Fintech’s role in the growth of Africa’s FX market.
With over 548 million registered mobile money users in sub-Saharan Africa, increased internet access, and readily available mobile money solutions, the FX market has become accessible to the majority of Africans.
The availability of mobile money payment solutions has seen an increase in the creation of fintech startups created solely to cater to Africans interested in trying their hand at trading in both local and international FX markets.
Firms including Exness, XM.com, Avatrade, CM Trading, Tickmill and Chipper Cash among others all reported a significant growth in trading in 2020. A testament to the growing trading culture driven by fintech across the continent.
“Many notable forex brokers have already witnessed a trading market ripe and ready to be penetrated and featuring near-endless possibilities for traders ranging from beginners, intermediaries, and expert traders,” Louis Schoeman from Forexsuggest.com – a global forex analysis platform based in Africa said.
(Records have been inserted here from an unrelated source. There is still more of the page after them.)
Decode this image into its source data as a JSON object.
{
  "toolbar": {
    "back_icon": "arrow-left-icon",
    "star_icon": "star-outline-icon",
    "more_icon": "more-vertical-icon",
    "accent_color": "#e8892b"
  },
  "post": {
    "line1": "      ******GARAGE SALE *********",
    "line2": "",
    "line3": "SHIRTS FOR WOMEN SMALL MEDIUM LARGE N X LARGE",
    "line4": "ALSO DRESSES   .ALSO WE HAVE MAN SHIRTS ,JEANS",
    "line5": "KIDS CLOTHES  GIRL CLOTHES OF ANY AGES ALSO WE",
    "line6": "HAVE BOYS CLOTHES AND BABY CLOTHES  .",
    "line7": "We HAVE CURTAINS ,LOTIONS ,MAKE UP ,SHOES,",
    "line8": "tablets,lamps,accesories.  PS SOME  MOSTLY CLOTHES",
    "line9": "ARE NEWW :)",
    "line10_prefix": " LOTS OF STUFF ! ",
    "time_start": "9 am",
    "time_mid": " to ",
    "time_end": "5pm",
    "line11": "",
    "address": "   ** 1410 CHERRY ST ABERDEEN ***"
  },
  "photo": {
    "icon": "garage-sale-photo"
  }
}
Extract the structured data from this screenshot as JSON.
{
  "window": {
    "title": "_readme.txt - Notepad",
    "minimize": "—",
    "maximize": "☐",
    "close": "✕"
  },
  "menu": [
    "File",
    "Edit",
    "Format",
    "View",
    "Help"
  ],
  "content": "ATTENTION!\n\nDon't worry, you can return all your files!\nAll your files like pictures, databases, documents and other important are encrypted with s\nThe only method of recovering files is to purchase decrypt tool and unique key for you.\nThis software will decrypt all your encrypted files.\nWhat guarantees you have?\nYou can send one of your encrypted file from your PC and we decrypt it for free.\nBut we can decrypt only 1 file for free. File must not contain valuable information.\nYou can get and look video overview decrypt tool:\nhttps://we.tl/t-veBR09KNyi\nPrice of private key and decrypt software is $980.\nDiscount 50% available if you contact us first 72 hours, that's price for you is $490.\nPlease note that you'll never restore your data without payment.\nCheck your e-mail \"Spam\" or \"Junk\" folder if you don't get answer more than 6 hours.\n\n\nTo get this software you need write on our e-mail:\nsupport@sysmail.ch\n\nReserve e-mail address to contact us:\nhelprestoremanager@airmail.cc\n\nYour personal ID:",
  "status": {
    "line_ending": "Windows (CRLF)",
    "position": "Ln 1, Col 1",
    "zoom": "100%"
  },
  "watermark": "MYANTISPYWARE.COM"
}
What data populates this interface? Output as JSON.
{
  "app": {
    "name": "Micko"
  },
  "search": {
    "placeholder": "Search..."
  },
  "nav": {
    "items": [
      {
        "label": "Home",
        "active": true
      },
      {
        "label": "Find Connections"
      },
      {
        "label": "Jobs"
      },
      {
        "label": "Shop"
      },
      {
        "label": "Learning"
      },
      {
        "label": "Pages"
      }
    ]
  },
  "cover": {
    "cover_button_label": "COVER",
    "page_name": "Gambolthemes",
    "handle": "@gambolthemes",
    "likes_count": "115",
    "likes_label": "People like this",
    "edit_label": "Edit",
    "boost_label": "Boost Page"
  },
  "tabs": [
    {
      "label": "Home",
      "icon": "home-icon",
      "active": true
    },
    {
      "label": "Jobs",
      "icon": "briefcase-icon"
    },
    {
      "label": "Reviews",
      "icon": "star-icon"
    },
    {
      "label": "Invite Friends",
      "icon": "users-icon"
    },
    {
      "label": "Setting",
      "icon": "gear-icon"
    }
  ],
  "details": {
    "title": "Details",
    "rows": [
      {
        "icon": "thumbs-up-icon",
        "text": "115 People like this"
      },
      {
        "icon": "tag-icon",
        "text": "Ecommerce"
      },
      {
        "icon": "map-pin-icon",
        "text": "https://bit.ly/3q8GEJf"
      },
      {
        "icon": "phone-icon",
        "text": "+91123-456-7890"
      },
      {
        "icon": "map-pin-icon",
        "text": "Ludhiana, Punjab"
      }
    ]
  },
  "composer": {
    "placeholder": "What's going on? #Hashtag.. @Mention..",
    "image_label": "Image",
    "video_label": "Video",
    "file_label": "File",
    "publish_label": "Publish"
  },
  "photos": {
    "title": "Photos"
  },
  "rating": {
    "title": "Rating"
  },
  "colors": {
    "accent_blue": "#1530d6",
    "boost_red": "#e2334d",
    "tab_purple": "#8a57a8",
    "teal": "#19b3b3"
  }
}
“There are numerous major forex brokers that have obtained the necessary regulation from a top-tier authority to offer their services to African forex traders.”
Increased trading in Africa has also been driven by the fact that users can buy a portion of their preferred company shares at reasonably low rates, going as low as US$10.
Although there has been significant growth in the number of fintechs offering these services, a lot of Africans are falling prey to scammers.
“The amount of Forex scams in African countries is on the high side, and it has resulted in grave losses for the victims. By going with a well-licensed broker, this risk is almost eliminated, and you can trade more assuredly,” trading site Fxempire noted.
With the increasing sensitisation of Africans on the Forex market as well as new products in the market, investment in Africa’s FX market is set for rapid growth moving forward. This is as more African countries, work to streamline policies that promote more trading across the continent.